In September 2018, after the reduction of ministries implemented by President Mauricio Macri, Finocchiaro was put in charge of the Ministry of Education, Culture, Science and Technology, absorbing the former ministries of Culture and of Science, Technology and Productive Innovation.

In 2019, he ran for mayor of La Matanza as part of the Juntos por el Cambio coalition.

==Minister of Education==
During his tenure, 19,000 schools were connected to the internet, and programming and robotics were introduced into the kindergarten curriculum.

During his tenure, the United Nations Educational, Scientific and Cultural Organization (UNESCO) highlighted progress that made Argentina an "emerging leader" in education. In 2018, he pointed to Argentina as one of the five countries in the world that had made the greatest progress in digital literacy and in 2019 in a document entitled "Artificial Intelligence in education: challenges and opportunities for sustainable development", highlights the Learn Connected program that promoted the Ministry of Education.

==Controversy==
On 27 June 2019, Finocchiaro strongly condemned a school in Chaco Province which displayed a Cuban flag on Argentina's Flag Day labeling the Cuban regime as "What differences are there between the regime of Cuba and Nazism?". He also described Che Guevara as a "criminal and genocider".

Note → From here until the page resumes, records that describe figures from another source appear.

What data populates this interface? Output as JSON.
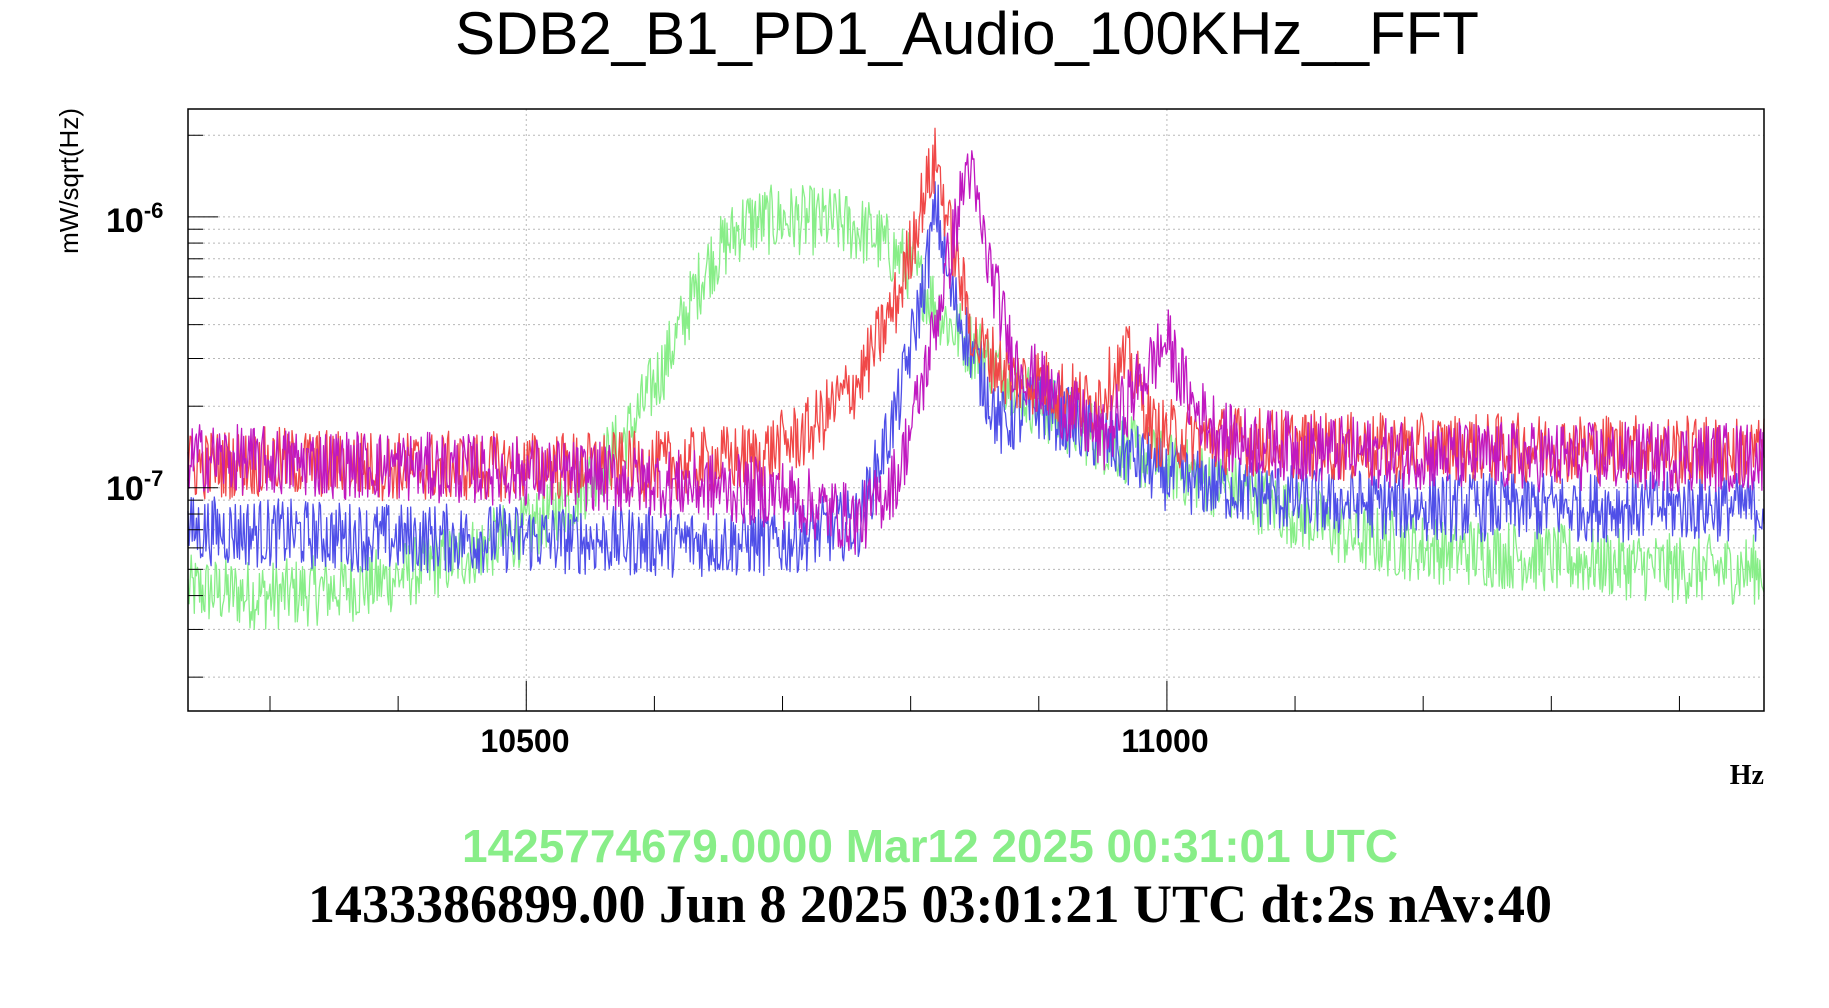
{
  "chart_data": {
    "type": "line",
    "title": "SDB2_B1_PD1_Audio_100KHz__FFT",
    "xlabel": "Hz",
    "ylabel": "mW/sqrt(Hz)",
    "yscale": "log",
    "xlim": [
      10236,
      11466
    ],
    "ylim": [
      1.5e-08,
      2.5e-06
    ],
    "x_ticks": [
      {
        "label": "10500",
        "value": 10500
      },
      {
        "label": "11000",
        "value": 11000
      }
    ],
    "y_ticks": [
      {
        "base": "10",
        "exp": "-6",
        "value": 1e-06
      },
      {
        "base": "10",
        "exp": "-7",
        "value": 1e-07
      }
    ],
    "grid": true,
    "series": [
      {
        "color": "#88ee88",
        "values": [
          [
            10236,
            4.2e-08
          ],
          [
            10300,
            4e-08
          ],
          [
            10380,
            4.4e-08
          ],
          [
            10440,
            5.4e-08
          ],
          [
            10500,
            7e-08
          ],
          [
            10540,
            9.5e-08
          ],
          [
            10580,
            1.6e-07
          ],
          [
            10610,
            3e-07
          ],
          [
            10640,
            6.5e-07
          ],
          [
            10670,
            9.5e-07
          ],
          [
            10700,
            9.8e-07
          ],
          [
            10740,
            9.6e-07
          ],
          [
            10770,
            8.6e-07
          ],
          [
            10800,
            6.5e-07
          ],
          [
            10830,
            4e-07
          ],
          [
            10860,
            3e-07
          ],
          [
            10900,
            2e-07
          ],
          [
            10950,
            1.5e-07
          ],
          [
            11000,
            1.2e-07
          ],
          [
            11050,
            1e-07
          ],
          [
            11100,
            8e-08
          ],
          [
            11150,
            6.5e-08
          ],
          [
            11200,
            6e-08
          ],
          [
            11300,
            5.5e-08
          ],
          [
            11400,
            5e-08
          ],
          [
            11466,
            5e-08
          ]
        ]
      },
      {
        "color": "#4f4fe8",
        "values": [
          [
            10236,
            7e-08
          ],
          [
            10300,
            6.8e-08
          ],
          [
            10400,
            6.5e-08
          ],
          [
            10500,
            6.5e-08
          ],
          [
            10600,
            6.3e-08
          ],
          [
            10700,
            6.3e-08
          ],
          [
            10760,
            7.5e-08
          ],
          [
            10790,
            2e-07
          ],
          [
            10810,
            5.5e-07
          ],
          [
            10820,
            1.1e-06
          ],
          [
            10830,
            5.5e-07
          ],
          [
            10850,
            3e-07
          ],
          [
            10870,
            1.7e-07
          ],
          [
            10900,
            2e-07
          ],
          [
            10950,
            1.5e-07
          ],
          [
            11000,
            1.1e-07
          ],
          [
            11050,
            1e-07
          ],
          [
            11100,
            9e-08
          ],
          [
            11200,
            8.5e-08
          ],
          [
            11300,
            8.5e-08
          ],
          [
            11400,
            8.5e-08
          ],
          [
            11466,
            8.5e-08
          ]
        ]
      },
      {
        "color": "#f04848",
        "values": [
          [
            10236,
            1.2e-07
          ],
          [
            10300,
            1.25e-07
          ],
          [
            10400,
            1.2e-07
          ],
          [
            10500,
            1.2e-07
          ],
          [
            10600,
            1.2e-07
          ],
          [
            10680,
            1.3e-07
          ],
          [
            10720,
            1.6e-07
          ],
          [
            10760,
            2.5e-07
          ],
          [
            10790,
            5e-07
          ],
          [
            10810,
            1.2e-06
          ],
          [
            10820,
            1.65e-06
          ],
          [
            10830,
            9e-07
          ],
          [
            10850,
            3.5e-07
          ],
          [
            10880,
            2.5e-07
          ],
          [
            10900,
            2.5e-07
          ],
          [
            10940,
            2e-07
          ],
          [
            10970,
            3e-07
          ],
          [
            10990,
            1.6e-07
          ],
          [
            11050,
            1.5e-07
          ],
          [
            11150,
            1.4e-07
          ],
          [
            11250,
            1.4e-07
          ],
          [
            11350,
            1.4e-07
          ],
          [
            11466,
            1.35e-07
          ]
        ]
      },
      {
        "color": "#c018c0",
        "values": [
          [
            10236,
            1.3e-07
          ],
          [
            10300,
            1.25e-07
          ],
          [
            10400,
            1.2e-07
          ],
          [
            10500,
            1.15e-07
          ],
          [
            10600,
            1.05e-07
          ],
          [
            10700,
            9.5e-08
          ],
          [
            10760,
            7.5e-08
          ],
          [
            10790,
            1.1e-07
          ],
          [
            10810,
            2.5e-07
          ],
          [
            10830,
            7e-07
          ],
          [
            10845,
            1.6e-06
          ],
          [
            10860,
            7e-07
          ],
          [
            10880,
            3e-07
          ],
          [
            10920,
            2e-07
          ],
          [
            10950,
            1.5e-07
          ],
          [
            10980,
            2.5e-07
          ],
          [
            11000,
            3.5e-07
          ],
          [
            11020,
            2e-07
          ],
          [
            11050,
            1.5e-07
          ],
          [
            11150,
            1.35e-07
          ],
          [
            11250,
            1.3e-07
          ],
          [
            11350,
            1.3e-07
          ],
          [
            11466,
            1.3e-07
          ]
        ]
      }
    ]
  },
  "footer": {
    "reference_line": "1425774679.0000 Mar12 2025 00:31:01 UTC",
    "reference_color": "#88ee88",
    "current_line": "1433386899.00 Jun 8 2025 03:01:21 UTC dt:2s nAv:40",
    "current_color": "#000000"
  }
}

Days later he recalled that the school was indoctrinating children with "communism and ideologies of totalitarian and populist governments"; he further said the school would be reviewed.

==Other activities==
Finocchiaro is Argentina's ambassador to the Working Group on International Cooperation for Education, Remembrance and Holocaust Research at the International Holocaust Remembrance Alliance. Finocchiaro produced the 2008 documentary Mujeres de la Shoá ("Women of the Holocaust") in a joint production of the Holocaust Museum of Buenos Aires and the UNLaM.

==Awards==

During the ceremony of August 30, 2017, Alejandro Finocchiaro received the Outstanding Graduate award from the University of San Andrés (UdeSA) for being a student of that university who reached the position of Minister of Education.

==Publications==

Alejandro Finocchiaro is the author or co-author of works related to his specialty.

A study on university autonomy (1st edition). I promise Books. 2004. ISBN 978-950-9217-76-8.

The reformist myth (1st edition). Eudeba 2014. ISBN 978-950-23-2240-7.

There is only one way, education (1st edition). Planet. 2018. ISBN 978-950-49-5978-6. Participation in collective work.